Avant de pouvoir utiliser Luxchat, l’utilisateur doit d’abord s’identifier auprès de « LuxID » (via login et mot de passe), service presté par la société POST Luxembourg qui propose une solution d’identification et d’authentification sécurisée. L’utilisation du service « LuxID » est soumise aux conditions d’utilisation de POST Luxembourg. Si l’utilisateur n’a pas encore de compte « LuxID » il lui sera demandé de créer un compte « LuxID » avant de pouvoir utiliser Luxchat.

Les informations que vous échangez avec d’autres utilisateurs (p.ex. messages textes, photos, vidéos, etc.) dans le cadre de l’utilisation de Luxchat sont chiffrées (tel qu’expliqué dans la section 4 ‘Les catégories de données traitées’ de cette Notice d’Information). Cela signifie que LU-CIX GIE n’a aucun moyen technique de déchiffrer le contenu puisque LU-CIX GIE ne dispose pas des clés de chiffrement et de déchiffrement.

  1. Coordonnées du prestataire et de son délégué à la protection des données

LU-CIX GIE, agissant en sa qualité de responsable du traitement pour la mise à disposition et l’utilisation de Luxchat, collecte et traite des données à caractère personnel vous concernant.

Pour toute question concernant le traitement de vos données par LU-CIX GIE, veuillez contacter le délégué à la protection des données :

  • Par courriel : dpo-luxchat@lu-cix.lu
  • Par voie postale :

LU-CIX Management G.I.E.

(à l’attention du DPO)

202, Z.A.E. Wolser F

L – 3290 Bettembourg

  1. La base de licéité du traitement

LU-CIX GIE traite des données à caractère personnel vous concernant sur la base de différentes justifications (qui servent de base de licéité au sens du RGPD) :

  • Lorsque l’utilisateur a donné son consentement (article 6, paragraphe 1, point a) du RGPD). L’utilisateur peut demander le retrait de son consentement à tout moment ;
  • Lorsque le traitement des données personnelles est nécessaire à l’exécution de mesures précontractuelles ou d’un contrat auquel l’utilisateur est partie (article 6 paragraphe 1, point b) du RGPD) ;
  • Lorsqu’il existe une obligation légale de traiter les données personnelles (article 6 paragraphe 1, point c) du RGPD) ;
  • Lorsqu’il existe un intérêt légitime de LU-CIX GIE (article 6, paragraphe 1, point f) du RGPD) à moins que les intérêts ou les libertés et droits fondamentaux de la personne concernée ne prévalent.

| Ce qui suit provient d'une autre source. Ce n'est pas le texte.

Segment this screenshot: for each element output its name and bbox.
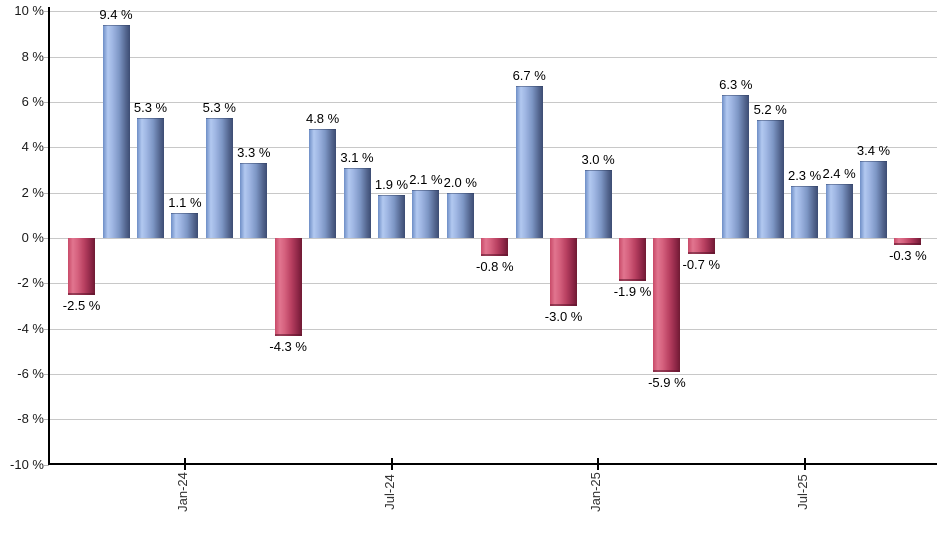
- gridline: [49, 283, 937, 285]
- bar-value-label: -4.3 %: [269, 338, 307, 354]
- gridline: [49, 374, 937, 375]
- return-bar-nov-24: [515, 86, 543, 238]
- return-bar-jul-24: [378, 194, 405, 238]
- bar-value-label: -0.7 %: [682, 256, 721, 272]
- bar-value-label: 6.3 %: [719, 77, 753, 93]
- bar-value-label: 2.1 %: [409, 172, 443, 188]
- bar-value-label: 5.3 %: [133, 99, 168, 115]
- bar-value-label: 9.4 %: [99, 6, 133, 22]
- y-axis-tick-label: -6 %: [17, 366, 44, 381]
- gridline: [49, 147, 937, 149]
- bar-value-label: -1.9 %: [613, 284, 652, 300]
- bar-value-label: 3.4 %: [856, 142, 891, 158]
- bar-value-label: 3.0 %: [581, 152, 615, 167]
- y-axis-tick: [44, 147, 49, 149]
- return-bar-aug-25: [825, 183, 853, 238]
- return-bar-jan-24: [171, 213, 199, 238]
- return-bar-jun-24: [343, 167, 371, 238]
- x-axis-tick-label-jan-25: Jan-25: [588, 472, 604, 512]
- return-bar-may-24: [309, 129, 337, 238]
- y-axis-tick: [44, 238, 49, 239]
- y-axis-tick-label: 10 %: [14, 3, 44, 19]
- y-axis-tick: [44, 283, 49, 285]
- y-axis-tick: [44, 102, 49, 103]
- return-bar-dec-24: [550, 238, 578, 306]
- y-axis-tick: [44, 192, 49, 194]
- bar-value-label: 4.8 %: [305, 111, 340, 127]
- x-axis-line: [48, 463, 937, 465]
- return-bar-apr-25: [687, 238, 715, 254]
- gridline: [49, 192, 937, 194]
- bar-value-label: 3.3 %: [237, 145, 271, 161]
- return-bar-may-25: [722, 95, 750, 238]
- return-bar-jan-25: [584, 170, 612, 238]
- bar-value-label: 1.1 %: [168, 195, 202, 211]
- return-bar-mar-24: [240, 163, 268, 238]
- return-bar-oct-25: [894, 238, 922, 245]
- y-axis-tick: [44, 11, 49, 13]
- gridline: [49, 11, 937, 13]
- return-bar-mar-25: [653, 238, 681, 372]
- x-axis-tick-label-jul-24: Jul-24: [381, 474, 397, 510]
- y-axis-tick-label: 8 %: [21, 48, 44, 64]
- bar-value-label: -5.9 %: [648, 374, 686, 390]
- x-axis-tick: [390, 458, 393, 470]
- return-bar-dec-23: [137, 117, 164, 238]
- x-axis-tick: [803, 458, 806, 470]
- bar-value-label: -0.3 %: [889, 247, 927, 263]
- return-bar-jun-25: [756, 120, 784, 238]
- bar-value-label: 5.3 %: [202, 99, 236, 115]
- y-axis-tick-label: -2 %: [17, 275, 44, 291]
- x-axis-tick: [183, 458, 186, 470]
- bar-value-label: 5.2 %: [753, 102, 787, 118]
- y-axis-tick: [44, 56, 49, 58]
- bar-value-label: -3.0 %: [544, 309, 583, 324]
- bar-value-label: 6.7 %: [512, 68, 546, 84]
- gridline: [49, 56, 937, 58]
- return-bar-sep-24: [446, 192, 474, 238]
- return-bar-jul-25: [791, 185, 819, 238]
- return-bar-oct-23: [68, 238, 96, 295]
- x-axis-tick-label-jul-25: Jul-25: [794, 474, 810, 510]
- gridline: [49, 102, 937, 103]
- bar-value-label: -2.5 %: [62, 297, 101, 313]
- gridline: [49, 419, 937, 421]
- y-axis-tick-label: 4 %: [21, 139, 44, 155]
- bar-value-label: 2.4 %: [822, 165, 856, 181]
- gridline: [49, 328, 937, 330]
- y-axis-tick-label: 0 %: [21, 230, 44, 245]
- y-axis-tick-label: 6 %: [21, 94, 44, 109]
- return-bar-oct-24: [481, 238, 509, 257]
- return-bar-sep-25: [860, 160, 887, 238]
- y-axis-tick-label: -4 %: [17, 320, 44, 336]
- y-axis-line: [48, 7, 50, 465]
- return-bar-apr-24: [274, 238, 302, 336]
- bar-value-label: 2.0 %: [443, 174, 477, 190]
- bar-value-label: 1.9 %: [374, 176, 409, 192]
- y-axis-tick-label: -8 %: [17, 411, 44, 427]
- y-axis-tick-label: 2 %: [21, 184, 44, 200]
- x-axis-tick-label-jan-24: Jan-24: [174, 472, 190, 512]
- y-axis-tick: [44, 464, 49, 466]
- y-axis-tick: [44, 374, 49, 375]
- bar-value-label: -0.8 %: [476, 259, 514, 275]
- y-axis-tick: [44, 419, 49, 421]
- return-bar-aug-24: [412, 190, 440, 238]
- return-bar-nov-23: [102, 24, 130, 238]
- bar-value-label: 2.3 %: [787, 167, 822, 183]
- bar-value-label: 3.1 %: [340, 149, 374, 165]
- y-axis-tick: [44, 328, 49, 330]
- x-axis-tick: [597, 458, 600, 470]
- y-axis-tick-label: -10 %: [10, 456, 44, 472]
- return-bar-feb-24: [205, 117, 233, 238]
- return-bar-feb-25: [619, 238, 646, 282]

La relation entre les différentes bases de licéité et les différents traitements de données personnels sont décrits plus en détails sous la section 5 (‘Les finalités du traitement’) de cette Notice d’Information.

  1. Les catégories de données traitées (« vos données »)

Comme expliqué dans la section 1 (« L’application Luxchat ») de cette Notice d’Information, le processus de création de compte Luxchat est initié par le service « LuxID » de POST Luxembourg qui sera considéré comme le responsable de traitement de vos données personnelles telles que votre nom, prénom, numéro de téléphone mobile, login, mot de passe, identifiant unique Luxchat, etc.

« LuxID » transmet à LU-CIX GIE, avec l’accord de l’utilisateur, les informations suivantes :

  • <identifiant-unique> : fourni par « LuxID » ;
  • Nom et prénom de l’utilisateur ;
  • Consentement (ou non) pour figurer dans l’annuaire national.

Sans les informations précitées, LU-CIX GIE ne pourra pas créer de compte Luxchat pour l’utilisateur.

LU-CIX GIE traite les données personnelles suivantes :

Dès la première connexion, les données suivantes sont traitées par LU-CIX GIE :

  • Vos données de profil, il s’agit :
    • D’un nom (p.ex., votre prénom et nom, modifiable à tout moment par l’utilisateur) qui sera affiché en tant que « Display name » dans l’application Luxchat. Ce nom sera utilisé pour être affiché dans les communications de Luxchat et pourra, si l’utilisateur y consent, figurer dans un annuaire national.
    • Votre photo de profil si l’utilisateur la télécharge lui-même.
  • Votre identifiant Luxchat (« Luxchat-ID »), qui vous identifie lors de l’utilisation de Luxchat et qui est composé comme suit : @<identifiant-unique>:<homeserveur>
    • <identifiant-unique> : fourni par « LuxID » ;
    • <homeserveur> : nom défini par le prestataire Luxchat.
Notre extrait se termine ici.